Brain Volume in Veterans: Relationship to Posttraumatic Stress Disorder and Mild Traumatic Brain Injury
Sarah L. Martindale, Ramona Rostami, Robert D. Shura, Katherine H. Taber, Jared A. Rowland
Abstract
OBJECTIVE: Clarify associations between diagnosis of posttraumatic stress disorder (PTSD) and deployment traumatic brain injury (TBI) on salient regional brain volumes in returning combat veterans. PARTICIPANTS: Iraq and Afghanistan era combat veterans, N = 163, 86.5% male. MAIN MEASURES: Clinician-administered PTSD Scale (CAPS-5), Mid-Atlantic MIRECC Assessment of TBI (MMA-TBI), magnetic resonance imaging. METHODS: Hierarchical regression analyses evaluated associations and interactions between current and lifetime PTSD diagnosis, deployment TBI, and bilateral volume of hippocampus, anterior cingulate cortex, amygdala, orbitofrontal cortex, precuneus, and insula.
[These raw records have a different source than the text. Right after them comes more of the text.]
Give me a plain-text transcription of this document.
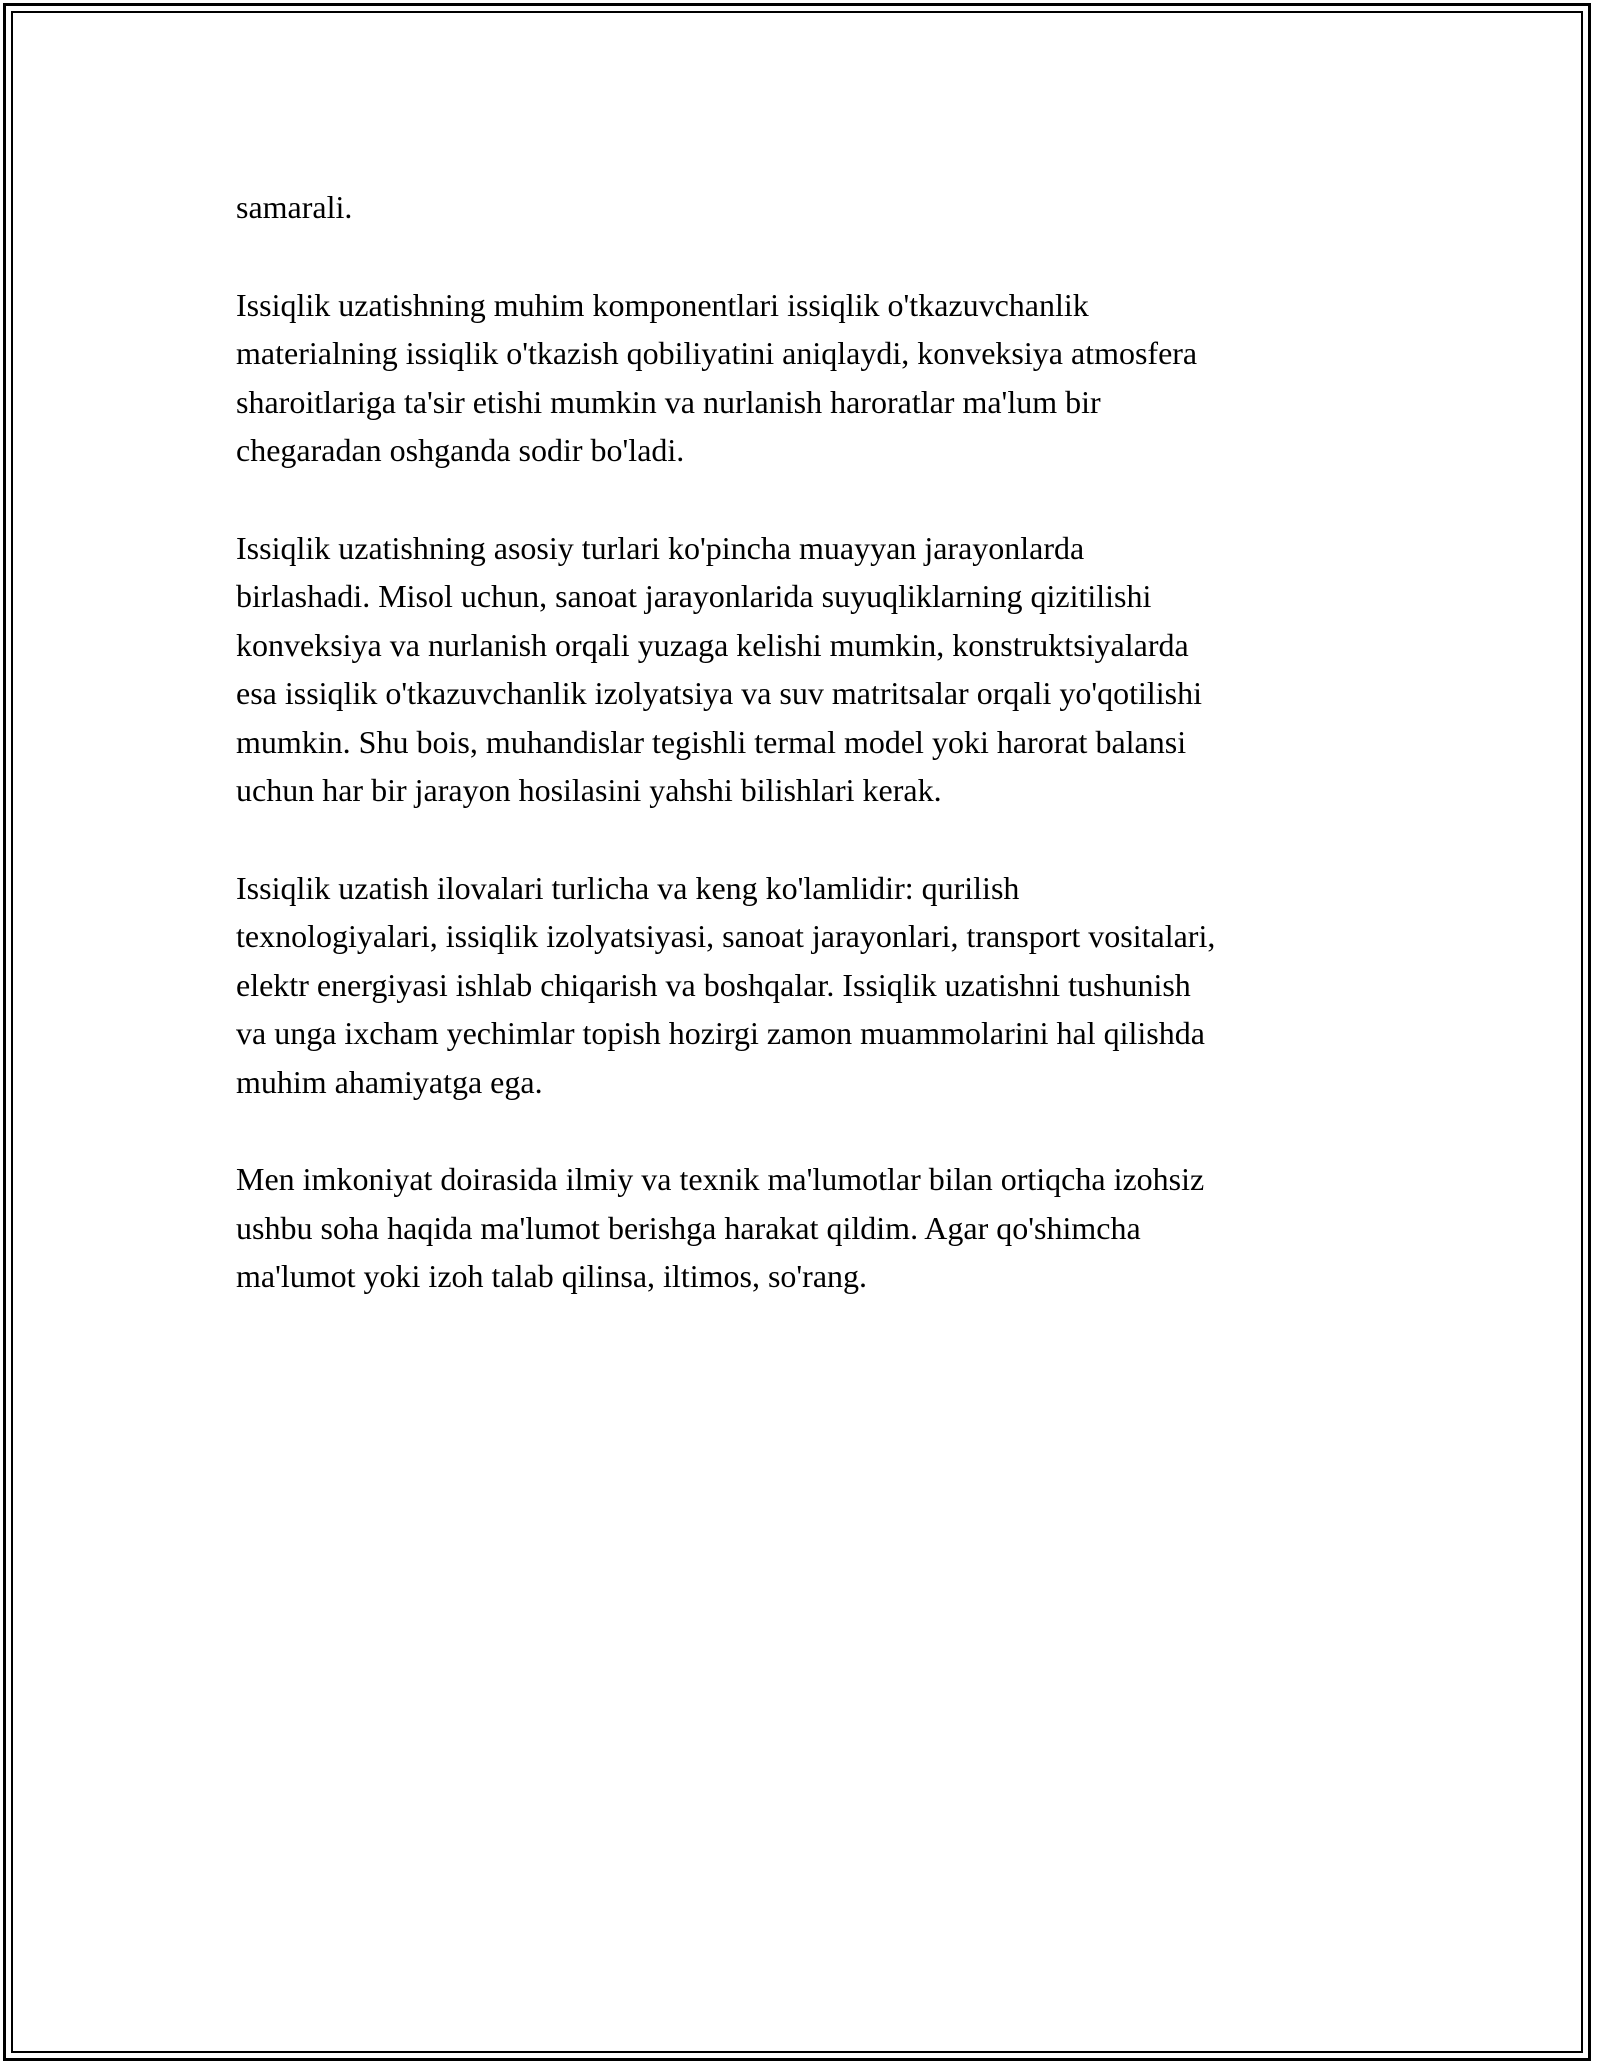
samarali.

Issiqlik uzatishning muhim komponentlari issiqlik o'tkazuvchanlik
materialning issiqlik o'tkazish qobiliyatini aniqlaydi, konveksiya atmosfera
sharoitlariga ta'sir etishi mumkin va nurlanish haroratlar ma'lum bir
chegaradan oshganda sodir bo'ladi.

Issiqlik uzatishning asosiy turlari ko'pincha muayyan jarayonlarda
birlashadi. Misol uchun, sanoat jarayonlarida suyuqliklarning qizitilishi
konveksiya va nurlanish orqali yuzaga kelishi mumkin, konstruktsiyalarda
esa issiqlik o'tkazuvchanlik izolyatsiya va suv matritsalar orqali yo'qotilishi
mumkin. Shu bois, muhandislar tegishli termal model yoki harorat balansi
uchun har bir jarayon hosilasini yahshi bilishlari kerak.

Issiqlik uzatish ilovalari turlicha va keng ko'lamlidir: qurilish
texnologiyalari, issiqlik izolyatsiyasi, sanoat jarayonlari, transport vositalari,
elektr energiyasi ishlab chiqarish va boshqalar. Issiqlik uzatishni tushunish
va unga ixcham yechimlar topish hozirgi zamon muammolarini hal qilishda
muhim ahamiyatga ega.

Men imkoniyat doirasida ilmiy va texnik ma'lumotlar bilan ortiqcha izohsiz
ushbu soha haqida ma'lumot berishga harakat qildim. Agar qo'shimcha
ma'lumot yoki izoh talab qilinsa, iltimos, so'rang.
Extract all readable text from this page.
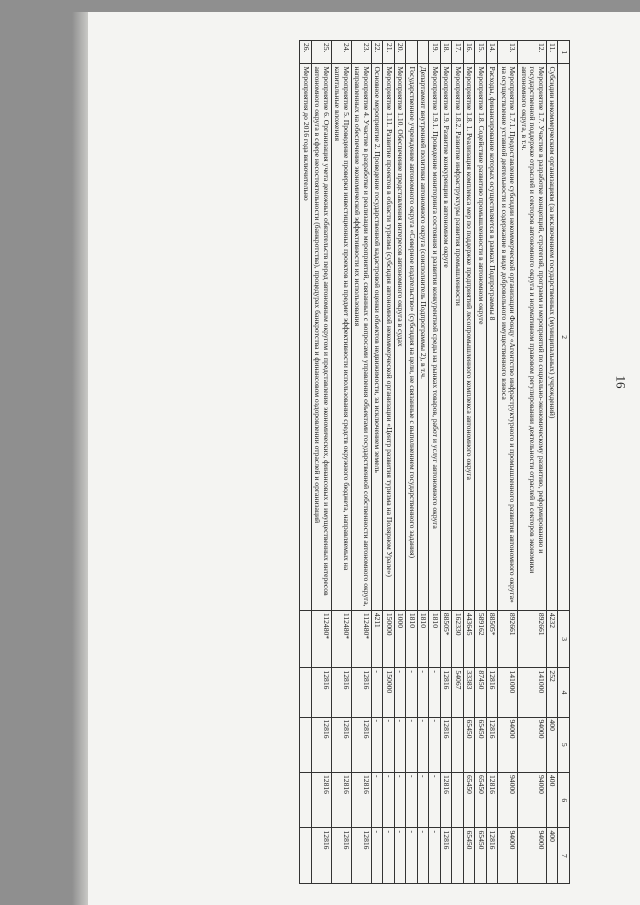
16
1	2	3	4	5	6	7
11.	Субсидии некоммерческим организациям (за исключением государственных (муниципальных) учреждений)	4232	252	400	400	400
12.	Мероприятие 1.7. Участие в разработке концепций, стратегий, программ и мероприятий по социально-экономическому развитию, реформированию и государственной поддержке отраслей и секторов автономного округа и нормативном правовом регулировании деятельности отраслей и секторов экономики автономного округа, в т.ч.	892661	141000	94000	94000	94000
13.	Мероприятие 1.7.1. Предоставление субсидии некоммерческой организации Фонду «Агентство инфраструктурного и промышленного развития автономного округа» на осуществление уставной деятельности и содержание в виде добровольного имущественного взноса	892661	141000	94000	94000	94000
14.	Расходы, финансирование которых осуществляется в рамках Подпрограммы 8	88505*	12816	12816	12816	12816
15.	Мероприятие 1.8. Содействие развитию промышленности в автономном округе	589162	87450	65450	65450	65450
16.	Мероприятие 1.8. 1. Реализация комплекса мер по поддержке предприятий лесопромышленного комплекса автономного округа	443645	33383	65450	65450	65450
17.	Мероприятие 1.8.2. Развитие инфраструктуры развития промышленности	162330	54067			
18.	Мероприятие 1.9. Развитие конкуренции в автономном округе	88505*	12816	12816	12816	12816
19.	Мероприятие 1.9.1. Проведение мониторинга состояния и развития конкурентной среды на рынках товаров, работ и услуг автономного округа	1810	-	-	-	-
	Департамент внутренней политики автономного округа (соисполнитель Подпрограммы 2), в т.ч.	1810	-	-	-	-
	Государственное учреждение автономного округа «Северное издательство» (субсидия на цели, не связанные с выполнением государственного задания)	1810	-	-	-	-
20.	Мероприятие 1.10. Обеспечение представления интересов автономного округа в судах	1000	-	-	-	-
21.	Мероприятие 1.11. Развитие проектов в области туризма (субсидия автономной некоммерческой организации «Центр развития туризма на Полярном Урале»)	150000	150000	-	-	-
22.	Основное мероприятие 2. Проведение государственной кадастровой оценки объектов недвижимости, за исключением земель	4211	-	-	-	-
23.	Мероприятие 4. Участие в разработке и реализации мероприятий, связанных с вопросами управления объектами государственной собственности автономного округа, направленных на обеспечение экономической эффективности их использования	112480*	12816	12816	12816	12816
24.	Мероприятие 5. Проведение проверки инвестиционных проектов на предмет эффективности использования средств окружного бюджета, направляемых на капитальные вложения	112480*	12816	12816	12816	12816
25.	Мероприятие 6. Организация учета денежных обязательств перед автономным округом и представление экономических, финансовых и имущественных интересов автономного округа в сфере несостоятельности (банкротства), процедурах банкротства и финансовом оздоровлении отраслей и организаций	112480*	12816	12816	12816	12816
26.	Мероприятия до 2016 года включительно					
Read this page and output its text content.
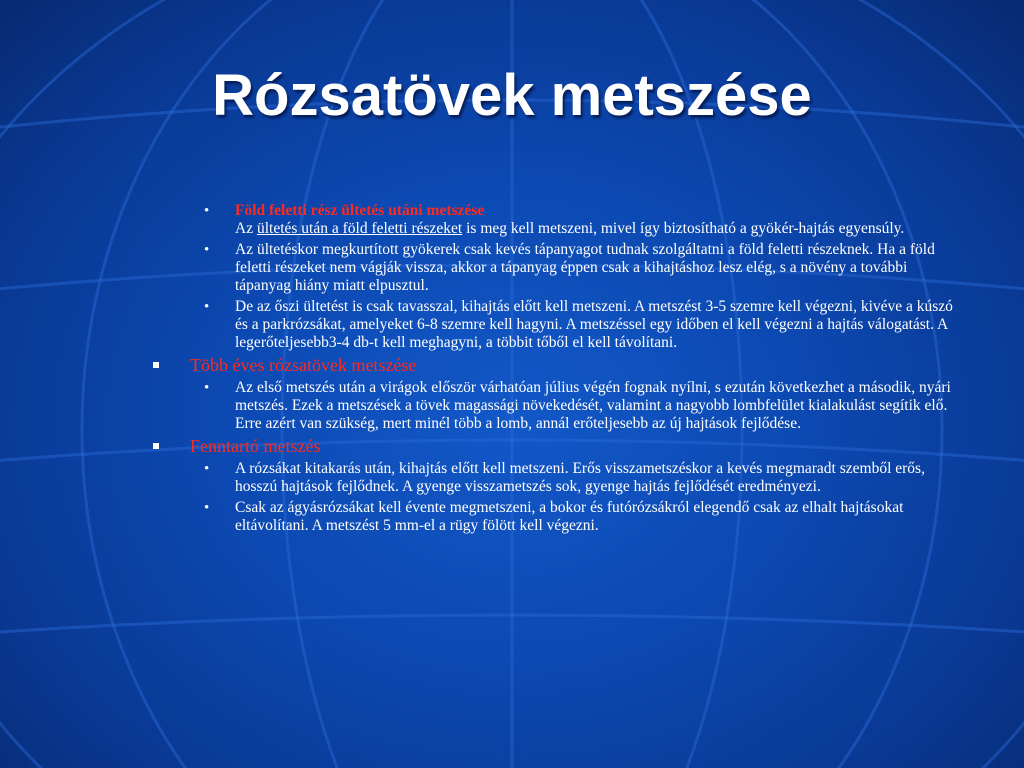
Rózsatövek metszése
• Föld feletti rész ültetés utáni metszése
Az ültetés után a föld feletti részeket is meg kell metszeni, mivel így biztosítható a gyökér-hajtás egyensúly.
• Az ültetéskor megkurtított gyökerek csak kevés tápanyagot tudnak szolgáltatni a föld feletti részeknek. Ha a föld feletti részeket nem vágják vissza, akkor a tápanyag éppen csak a kihajtáshoz lesz elég, s a növény a további tápanyag hiány miatt elpusztul.
• De az őszi ültetést is csak tavasszal, kihajtás előtt kell metszeni. A metszést 3-5 szemre kell végezni, kivéve a kúszó és a parkrózsákat, amelyeket 6-8 szemre kell hagyni. A metszéssel egy időben el kell végezni a hajtás válogatást. A legerőteljesebb3-4 db-t kell meghagyni, a többit tőből el kell távolítani.
Több éves rózsatövek metszése
• Az első metszés után a virágok először várhatóan július végén fognak nyílni, s ezután következhet a második, nyári metszés. Ezek a metszések a tövek magassági növekedését, valamint a nagyobb lombfelület kialakulást segítik elő. Erre azért van szükség, mert minél több a lomb, annál erőteljesebb az új hajtások fejlődése.
Fenntartó metszés
• A rózsákat kitakarás után, kihajtás előtt kell metszeni. Erős visszametszéskor a kevés megmaradt szemből erős, hosszú hajtások fejlődnek. A gyenge visszametszés sok, gyenge hajtás fejlődését eredményezi.
• Csak az ágyásrózsákat kell évente megmetszeni, a bokor és futórózsákról elegendő csak az elhalt hajtásokat eltávolítani. A metszést 5 mm-el a rügy fölött kell végezni.
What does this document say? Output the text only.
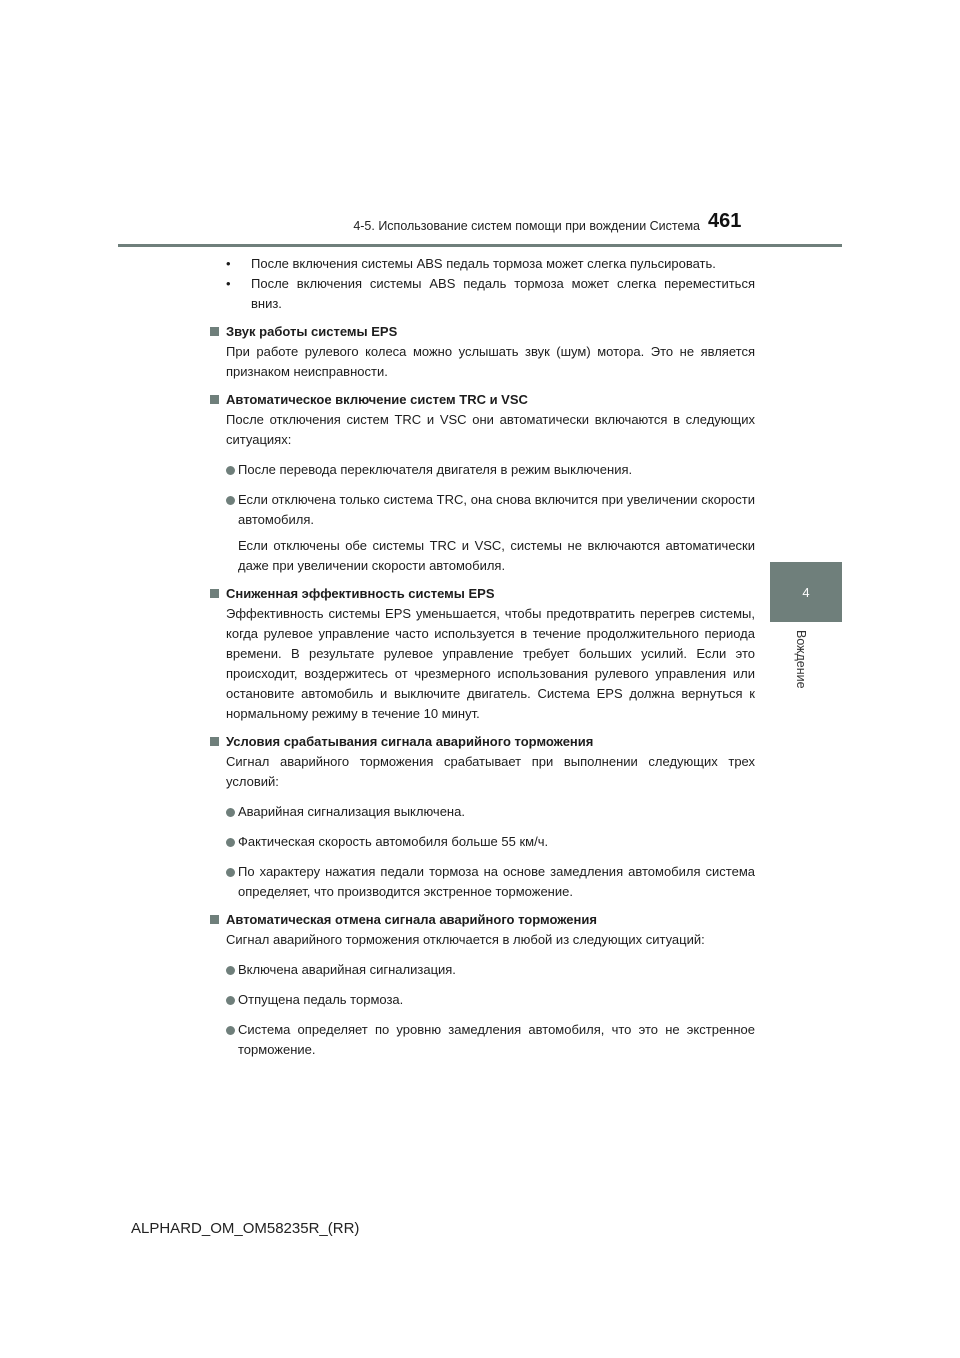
4-5. Использование систем помощи при вождении Система 461
4
Вождение
• После включения системы ABS педаль тормоза может слегка пульсировать.
• После включения системы ABS педаль тормоза может слегка переместиться вниз.
Звук работы системы EPS
При работе рулевого колеса можно услышать звук (шум) мотора. Это не является признаком неисправности.
Автоматическое включение систем TRC и VSC
После отключения систем TRC и VSC они автоматически включаются в следующих ситуациях:
После перевода переключателя двигателя в режим выключения.
Если отключена только система TRC, она снова включится при увеличении скорости автомобиля.
Если отключены обе системы TRC и VSC, системы не включаются автоматически даже при увеличении скорости автомобиля.
Сниженная эффективность системы EPS
Эффективность системы EPS уменьшается, чтобы предотвратить перегрев системы, когда рулевое управление часто используется в течение продолжительного периода времени. В результате рулевое управление требует больших усилий. Если это происходит, воздержитесь от чрезмерного использования рулевого управления или остановите автомобиль и выключите двигатель. Система EPS должна вернуться к нормальному режиму в течение 10 минут.
Условия срабатывания сигнала аварийного торможения
Сигнал аварийного торможения срабатывает при выполнении следующих трех условий:
Аварийная сигнализация выключена.
Фактическая скорость автомобиля больше 55 км/ч.
По характеру нажатия педали тормоза на основе замедления автомобиля система определяет, что производится экстренное торможение.
Автоматическая отмена сигнала аварийного торможения
Сигнал аварийного торможения отключается в любой из следующих ситуаций:
Включена аварийная сигнализация.
Отпущена педаль тормоза.
Система определяет по уровню замедления автомобиля, что это не экстренное торможение.
ALPHARD_OM_OM58235R_(RR)
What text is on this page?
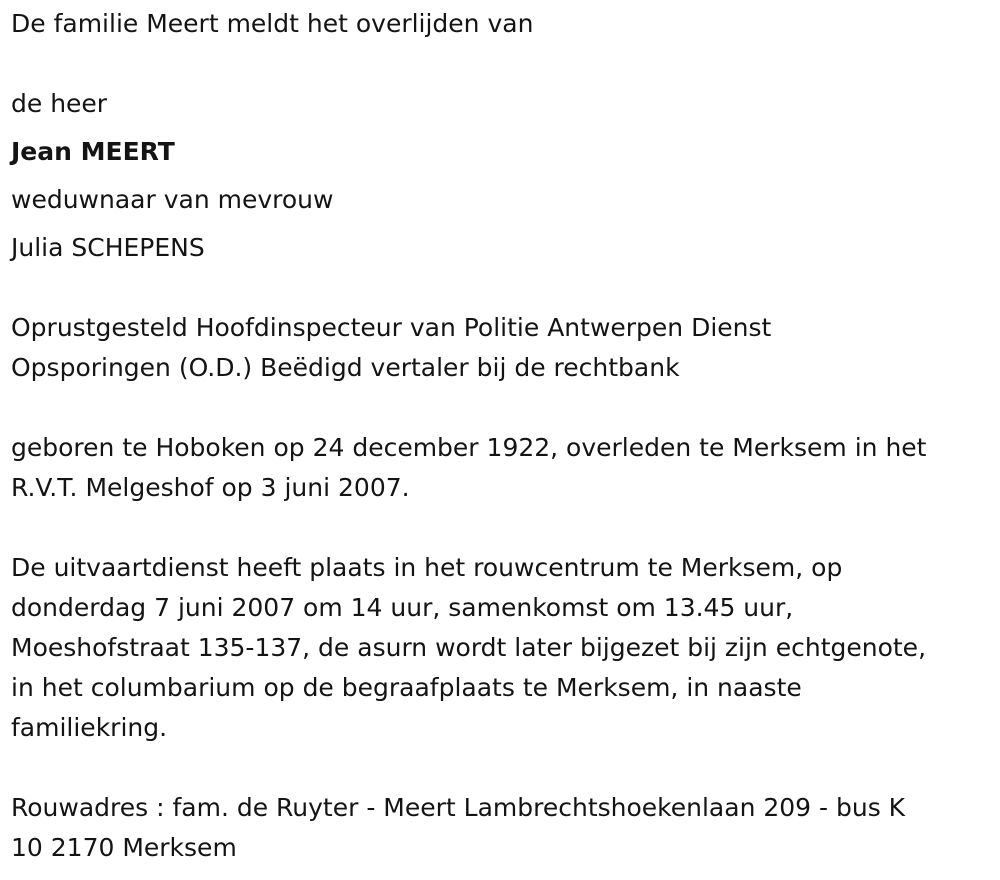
De familie Meert meldt het overlijden van
de heer
Jean MEERT
weduwnaar van mevrouw
Julia SCHEPENS
Oprustgesteld Hoofdinspecteur van Politie Antwerpen Dienst
Opsporingen (O.D.) Beëdigd vertaler bij de rechtbank
geboren te Hoboken op 24 december 1922, overleden te Merksem in het
R.V.T. Melgeshof op 3 juni 2007.
De uitvaartdienst heeft plaats in het rouwcentrum te Merksem, op
donderdag 7 juni 2007 om 14 uur, samenkomst om 13.45 uur,
Moeshofstraat 135-137, de asurn wordt later bijgezet bij zijn echtgenote,
in het columbarium op de begraafplaats te Merksem, in naaste
familiekring.
Rouwadres : fam. de Ruyter - Meert Lambrechtshoekenlaan 209 - bus K
10 2170 Merksem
RESULTS: Deployment TBI was associated with lower bilateral hippocampal volume (P = .007-.032) and right medial orbitofrontal cortex volume (P = .006). Neither current nor lifetime PTSD diagnosis was associated with volumetric outcomes beyond covariates and deployment TBI. CONCLUSION: History of deployment TBI is independently associated with lower volumes in hippocampus and medial orbitofrontal cortex. These results support TBI as a potential contributing factor to consider in reduced cortical volume in PTSD.